Parliamentary Enclosure Award

Topic 3: Parliamentary Enclosure Award

Having looked at the early ordnance survey maps and the google earth image, we can see that there are several layers of landscape that can be teased out to reveal the medieval village plan.

To try and confirm this we need to look at older documents such as the Parliamentary Enclosure award for the parish, tithe maps and other documents such as tax rolls. These, where they exist, are all available from the Lincoln archives and a search in Lincs to the Past will provide you with details.
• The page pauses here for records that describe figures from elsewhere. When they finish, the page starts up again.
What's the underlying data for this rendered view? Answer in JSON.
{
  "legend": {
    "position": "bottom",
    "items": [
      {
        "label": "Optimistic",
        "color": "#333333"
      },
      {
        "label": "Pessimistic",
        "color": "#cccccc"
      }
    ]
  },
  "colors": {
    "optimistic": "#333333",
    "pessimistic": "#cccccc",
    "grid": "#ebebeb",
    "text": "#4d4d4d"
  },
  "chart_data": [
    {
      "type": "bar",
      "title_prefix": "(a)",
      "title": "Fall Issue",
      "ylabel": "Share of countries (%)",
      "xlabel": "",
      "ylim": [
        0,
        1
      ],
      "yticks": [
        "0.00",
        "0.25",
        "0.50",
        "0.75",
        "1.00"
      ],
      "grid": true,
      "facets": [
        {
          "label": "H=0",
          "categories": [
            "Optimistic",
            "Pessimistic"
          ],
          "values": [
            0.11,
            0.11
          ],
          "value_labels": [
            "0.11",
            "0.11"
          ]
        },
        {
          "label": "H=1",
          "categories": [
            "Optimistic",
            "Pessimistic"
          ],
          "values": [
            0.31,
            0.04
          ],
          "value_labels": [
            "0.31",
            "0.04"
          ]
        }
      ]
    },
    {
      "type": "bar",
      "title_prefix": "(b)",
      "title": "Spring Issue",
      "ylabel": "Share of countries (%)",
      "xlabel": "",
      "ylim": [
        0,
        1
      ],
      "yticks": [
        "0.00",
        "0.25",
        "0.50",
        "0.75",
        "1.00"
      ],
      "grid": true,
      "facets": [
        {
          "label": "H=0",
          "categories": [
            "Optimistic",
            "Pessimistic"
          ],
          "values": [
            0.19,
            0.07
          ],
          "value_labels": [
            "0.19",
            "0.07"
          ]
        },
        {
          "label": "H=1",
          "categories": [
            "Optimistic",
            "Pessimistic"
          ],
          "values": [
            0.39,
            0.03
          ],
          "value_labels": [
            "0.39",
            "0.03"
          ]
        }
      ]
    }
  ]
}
In Lincolnshire we are fortunate that there are a number of published works showing the effect of Parliamentary enclosure on the landscape. In this case, Making New Landscapes in Lincolnshire by Eleanor & Rex C Russell, has an interpretation of Heapham enclosure:


Heapham’s enclosure

By consulting the surveyor’s documentation, the authors have created two maps:


Fields
  • The map of Heapham after enclosure (red) confirms that the majority of the large regular fields date from this time.
Roads
  • The surveyor’s documents also confirm that seven public roads were laid out at the time.
    • Enclosure roads from the 1770’s had a required minimum width of 60 feet to reducing rutting and allow the droving of livestock.
    • Where the surveyors are creating new roads over open fields, the roads are simple straight lines (Upper Gainsborough Road, Springthorpe Road, Sturgate Road, Kirton Road and Greenhill Road).
    • Existing roads, which were little more than footpaths, were widened and straightened (Gainsborough Road and the Road from Upton).
Names
  • There are areas of previously enclosed land, mainly in the form of small plots that extend from the original village streets.
  • The names of the open fields provide some interesting information about the earlier settlement.
    • On the west edge of the parish is Till Common, probably the area subject to flooding by the River Till.
    • At the east end of the parish (on slightly higher ground) are two areas of common grazing (Bratt Common and Greenhill Common) and an area of heath called Madgin Moor.
    • In the middle of the parish are four open fields. South Field and Little Field may originally have been a single field extending south from what was probably the main street, oriented east-west.
    • To the northwest of the settlement is Church Field, and prior to enclosure, the church sat on the edge of this field, set a little way back from the main street. It is interesting to note that the church lies approximately in the centre of the tilled fields, even though the settlement seems to have grown up a little further south.
    • To the east of the church is Hall Field. Field names like this are often a clue that the manor, on which the civil parish was established, was located in this area. In this case we have the confirmation of our observations that there is a medieval moat a short distance to the northwest of Elm Farm.